A Classical Business Model
arGEN-X has a simple, classical business model: It aims to build its own internal preclinical product portfolio based on the SIMPLE Antibody platform. What makes the platform so productive is that arGEN-X only needs 10 people at the bench to run its five discovery and development programs. These programs and the pipeline of candidates they generate will build significant value for the company and provide it with strategic options to either 1) out-license the clinical candidates to a large pharma partner in return for license fees, milestones, and royalties or 2) “develop certain candidates ourselves to a later stage before partnering, thereby further derisking the opportunity for partners and retaining more value internally,” states Van Hauwermeiren.

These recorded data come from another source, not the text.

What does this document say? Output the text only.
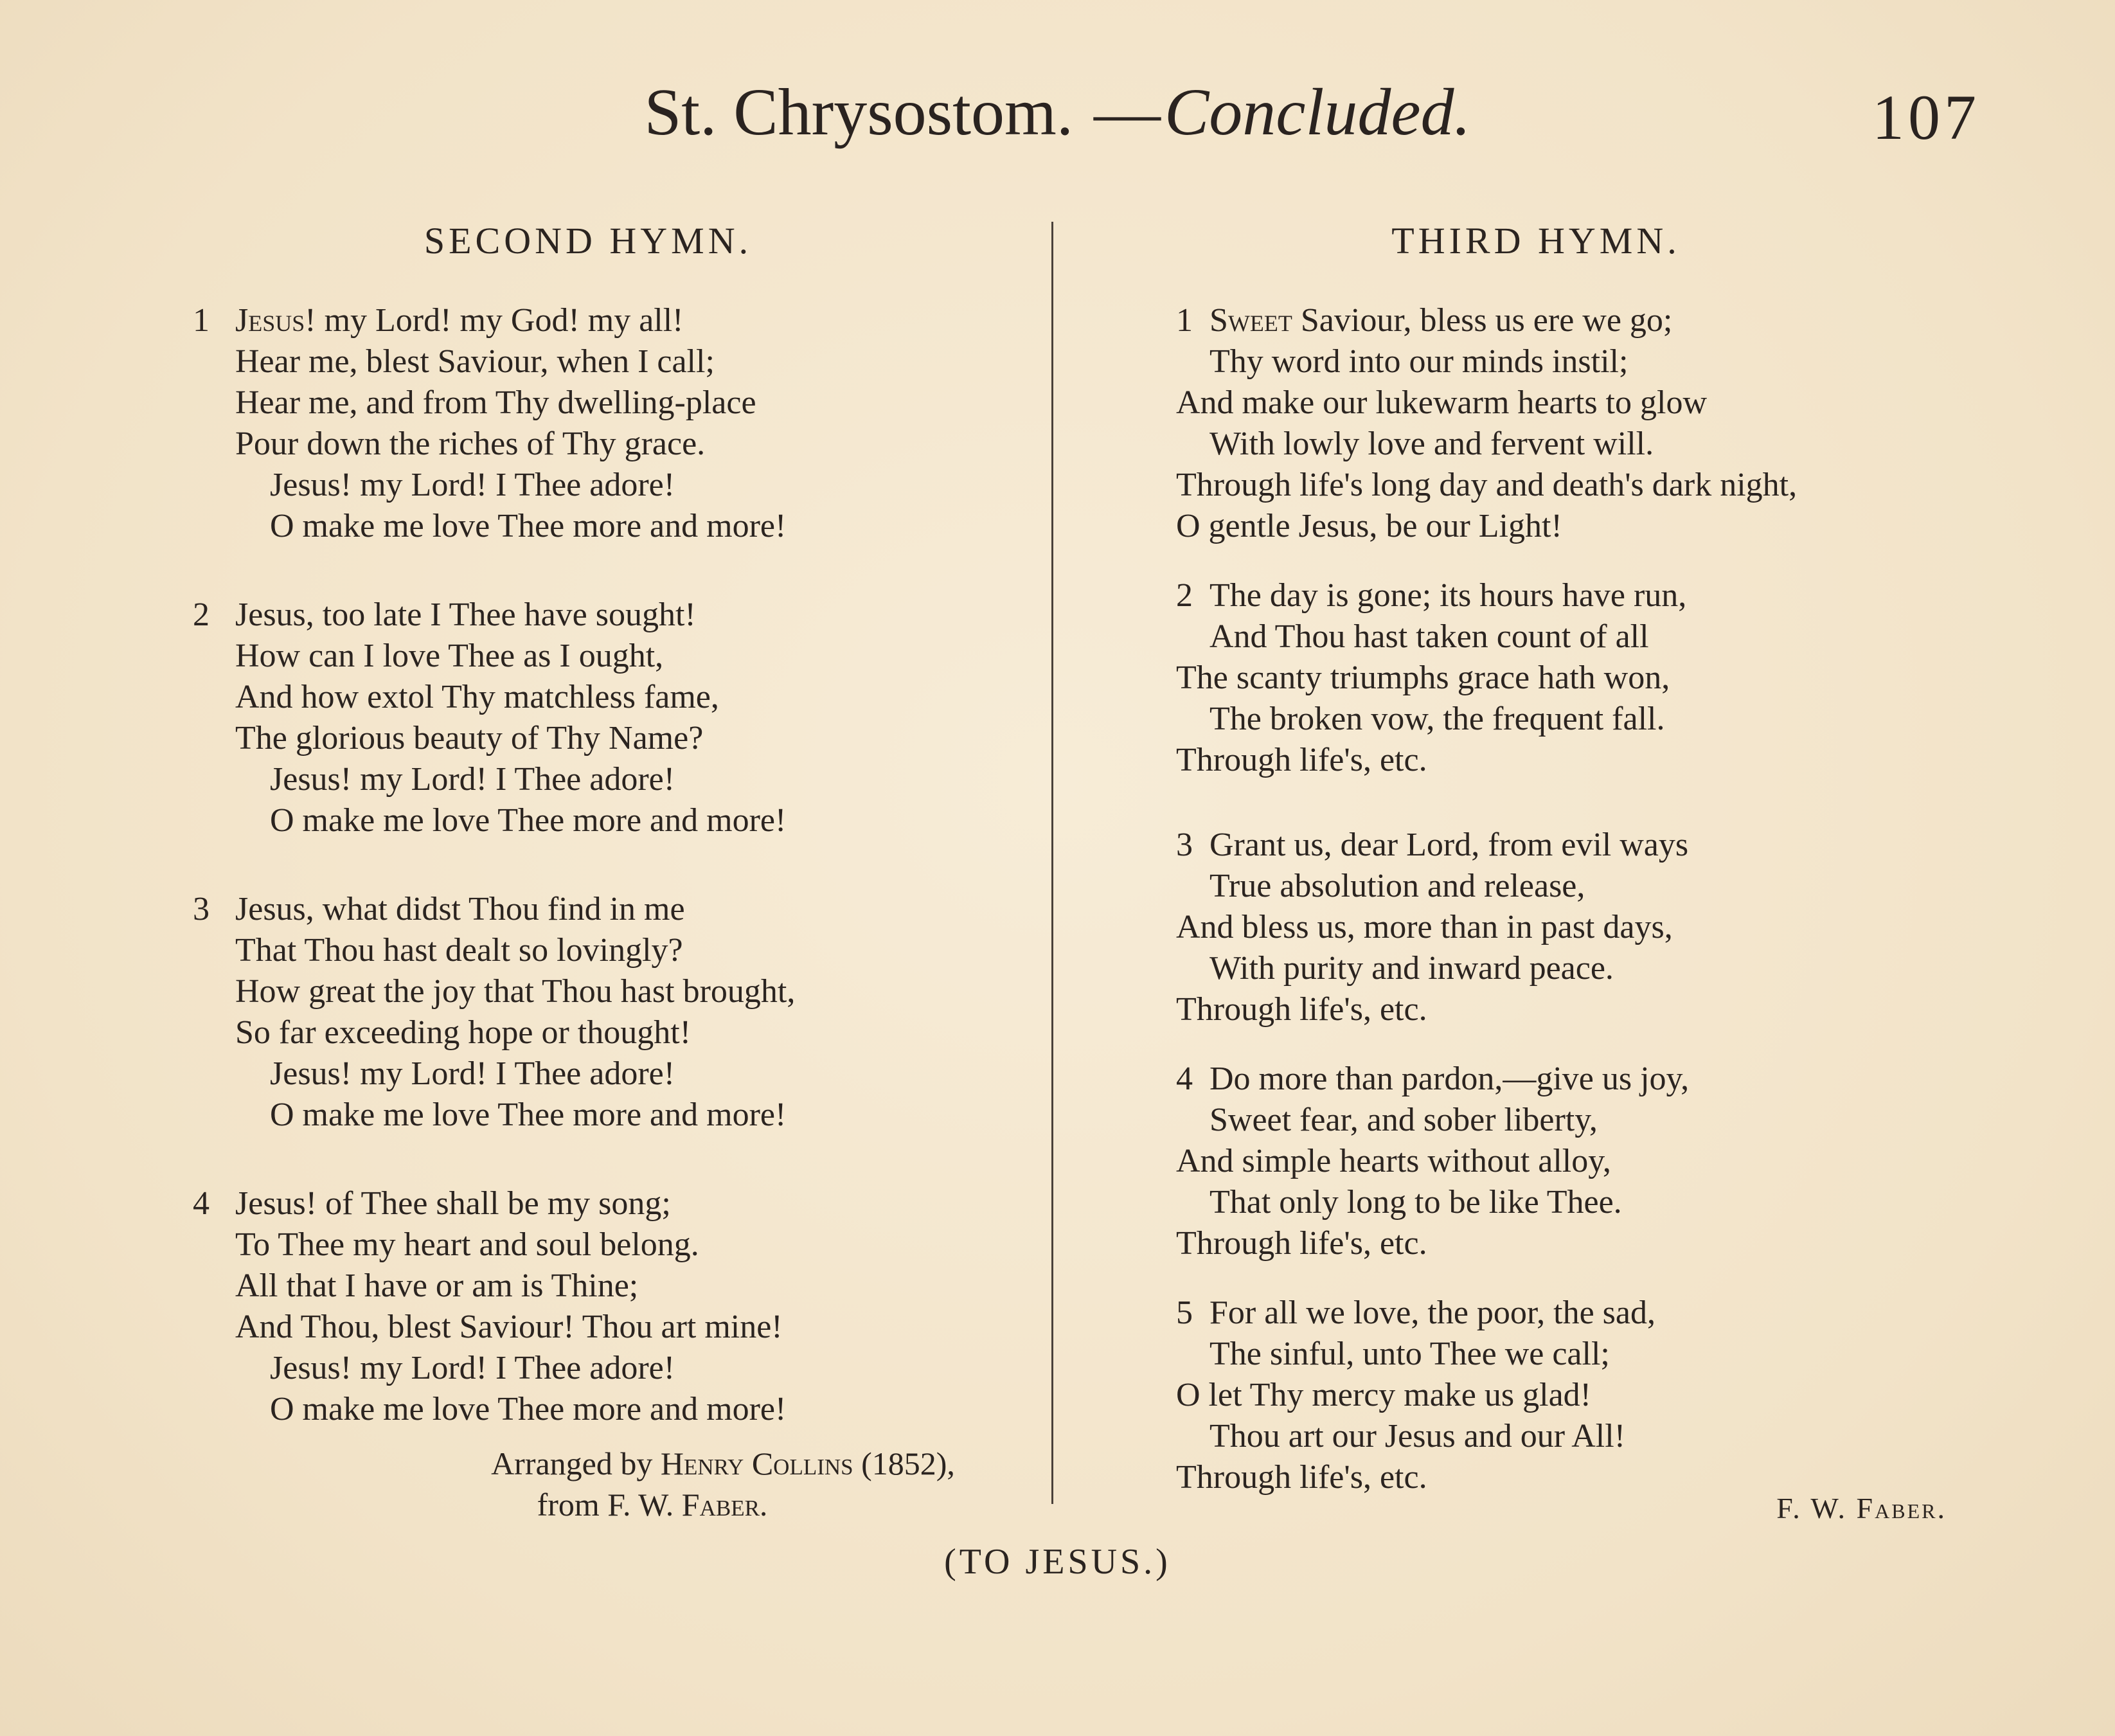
St. Chrysostom. —Concluded.	107
SECOND HYMN.
1 Jesus! my Lord! my God! my all!
Hear me, blest Saviour, when I call;
Hear me, and from Thy dwelling-place
Pour down the riches of Thy grace.
Jesus! my Lord! I Thee adore!
O make me love Thee more and more!
2 Jesus, too late I Thee have sought!
How can I love Thee as I ought,
And how extol Thy matchless fame,
The glorious beauty of Thy Name?
Jesus! my Lord! I Thee adore!
O make me love Thee more and more!
3 Jesus, what didst Thou find in me
That Thou hast dealt so lovingly?
How great the joy that Thou hast brought,
So far exceeding hope or thought!
Jesus! my Lord! I Thee adore!
O make me love Thee more and more!
4 Jesus! of Thee shall be my song;
To Thee my heart and soul belong.
All that I have or am is Thine;
And Thou, blest Saviour! Thou art mine!
Jesus! my Lord! I Thee adore!
O make me love Thee more and more!
Arranged by Henry Collins (1852),
from F. W. Faber.
THIRD HYMN.
1 Sweet Saviour, bless us ere we go;
Thy word into our minds instil;
And make our lukewarm hearts to glow
With lowly love and fervent will.
Through life's long day and death's dark night,
O gentle Jesus, be our Light!
2 The day is gone; its hours have run,
And Thou hast taken count of all
The scanty triumphs grace hath won,
The broken vow, the frequent fall.
Through life's, etc.
3 Grant us, dear Lord, from evil ways
True absolution and release,
And bless us, more than in past days,
With purity and inward peace.
Through life's, etc.
4 Do more than pardon,—give us joy,
Sweet fear, and sober liberty,
And simple hearts without alloy,
That only long to be like Thee.
Through life's, etc.
5 For all we love, the poor, the sad,
The sinful, unto Thee we call;
O let Thy mercy make us glad!
Thou art our Jesus and our All!
Through life's, etc.
F. W. Faber.
(TO JESUS.)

arGEN-X also plans to further leverage the power of the SIMPLE Antibody platform in collaborative agreements with companies focusing on specific antibody targets. Under this type of agreement, the partner company provides arGEN-X with R&D funding in the first instance, but can opt to take promising programs forward through to development and commercialization, which results in further structured payments to arGEN-X based on program success. The company recently announced a deal of this nature with global pharmaceutical company Eli Lilly and Company.

Strategic Objectives
According to Van Hauwermeiren, arGEN-X currently has two strategic objectives. The first objective is “to get a rock-solid validation of the SIMPLE Antibody platform in the preclinical stage. We are doing this in a series of benchmarking studies against challenging, yet highly relevant, disease targets, in which we compare the performance of our platform versus the gold standard phage display and transgenic mouse platforms. Given the fact that the drug format of human antibodies is extensively validated both clinically and commercially, we can perform this benchmarking purely at the preclinical stage,” he says.

The second objective for the company is to build a preclinical product portfolio that can either be developed through collaboration in partnership with pharmaceutical companies or by itself in small clinical trials to get a clinical proof of concept. The key to this approach is the choice of therapeutic targets. arGEN-X applies a portfolio approach to target selection, carefully balancing technical and commercial risks.

Van Hauwermeiren believes arGEN-X’s SIMPLE Antibody platform will transform therapeutic antibody discovery and development. “Generating an unmatched diversity of functional antibodies against human disease targets will lead to better quality candidates that will enter development programs more quickly, which, in turn, will lead to effective therapeutic antibodies being available to patients more quickly and more cost-effectively,” he concludes.